Expect validation loss to be the useful curve here; with 120 fine-grained classes, top-line accuracy can be noisy on the tiny book subset. On the full competition data, train longer and tune the head/augmentation strength.

num_epochs, lr, wd = 10, 1e-4, 1e-4
lr_period, lr_decay = 2, 0.9
backbone, output_net = get_net()
output_net = train(backbone, output_net, train_iter, valid_iter, num_epochs,
                   lr, wd, lr_period, lr_decay)

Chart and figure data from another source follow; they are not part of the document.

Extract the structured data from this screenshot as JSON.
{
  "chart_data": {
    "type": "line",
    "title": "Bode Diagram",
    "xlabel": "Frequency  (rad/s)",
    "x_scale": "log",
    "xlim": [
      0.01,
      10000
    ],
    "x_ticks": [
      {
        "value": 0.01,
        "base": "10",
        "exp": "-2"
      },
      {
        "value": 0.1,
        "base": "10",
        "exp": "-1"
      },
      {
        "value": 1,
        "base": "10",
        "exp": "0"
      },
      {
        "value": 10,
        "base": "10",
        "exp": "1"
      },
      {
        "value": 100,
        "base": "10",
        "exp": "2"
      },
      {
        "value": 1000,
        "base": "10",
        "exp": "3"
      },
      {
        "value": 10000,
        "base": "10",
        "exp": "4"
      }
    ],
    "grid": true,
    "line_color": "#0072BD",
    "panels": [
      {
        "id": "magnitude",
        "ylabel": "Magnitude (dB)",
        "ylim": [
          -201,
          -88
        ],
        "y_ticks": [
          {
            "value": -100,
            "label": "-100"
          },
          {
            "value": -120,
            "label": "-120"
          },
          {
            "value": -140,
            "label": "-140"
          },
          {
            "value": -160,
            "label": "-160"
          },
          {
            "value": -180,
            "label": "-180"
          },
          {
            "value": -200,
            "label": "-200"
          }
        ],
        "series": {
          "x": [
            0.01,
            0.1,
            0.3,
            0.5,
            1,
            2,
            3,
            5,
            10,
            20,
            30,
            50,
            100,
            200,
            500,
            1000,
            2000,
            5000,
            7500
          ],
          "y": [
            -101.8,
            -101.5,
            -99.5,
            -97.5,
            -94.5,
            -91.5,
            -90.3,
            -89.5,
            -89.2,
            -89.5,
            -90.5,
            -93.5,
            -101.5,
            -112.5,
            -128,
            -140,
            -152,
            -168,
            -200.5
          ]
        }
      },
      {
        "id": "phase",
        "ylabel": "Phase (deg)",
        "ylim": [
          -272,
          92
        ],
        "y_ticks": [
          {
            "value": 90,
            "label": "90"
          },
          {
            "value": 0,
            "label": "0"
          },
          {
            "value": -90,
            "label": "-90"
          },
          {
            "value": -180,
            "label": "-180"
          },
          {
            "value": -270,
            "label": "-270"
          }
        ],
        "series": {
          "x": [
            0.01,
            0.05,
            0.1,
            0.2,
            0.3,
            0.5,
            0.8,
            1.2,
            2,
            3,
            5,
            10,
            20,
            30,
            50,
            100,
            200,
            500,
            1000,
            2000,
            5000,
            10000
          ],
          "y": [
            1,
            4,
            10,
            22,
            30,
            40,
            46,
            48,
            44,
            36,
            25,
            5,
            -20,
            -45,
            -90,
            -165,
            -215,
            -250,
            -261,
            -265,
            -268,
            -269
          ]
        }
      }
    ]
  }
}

train loss 4.282, valid loss 4.365
2032.5 examples/sec

Submit predictions

Write one probability vector per test image. The CSV has image id plus 120 breed probabilities, so the final layer must stay aligned with the competition’s class order:

backbone, output_net = get_net()
output_net = train(backbone, output_net, train_valid_iter, None, num_epochs,
                   lr, wd, lr_period, lr_decay)

preds = []
for data, label in test_iter:
    feats = extract_features(backbone, data.numpy())
    logits = output_net(feats)
    output = jax.nn.softmax(logits, axis=-1)
    preds.extend(np.array(output))
# Get class names from the train_valid dataset directory
class_names = sorted(os.listdir(
    os.path.join(data_dir, 'train_valid_test', 'train_valid')))
ids = sorted(os.listdir(
    os.path.join(data_dir, 'train_valid_test', 'test', 'unknown')))
with open('submission.csv', 'w') as f:
    f.write('id,' + ','.join(class_names) + '\n')
    for i, output in zip(ids, preds):
        f.write(i.split('.')[0] + ',' + ','.join(
            [str(num) for num in output]) + '\n')

train loss 4.198
4580.3 examples/sec

Recap

ImageNet Dogs ⊂ ImageNet → fine-tuning a pretrained CNN crushes from-scratch training.
Standard recipe: pretrained backbone, new 120-way head, ImageNet-scale augmentation, ImageNet-compatible preprocessing.
Same shape as the CIFAR-10 deck; only the dataset and the choice “train from scratch vs fine-tune” differ.
The general lesson: when your task is close to the pretraining domain, transfer learning beats everything.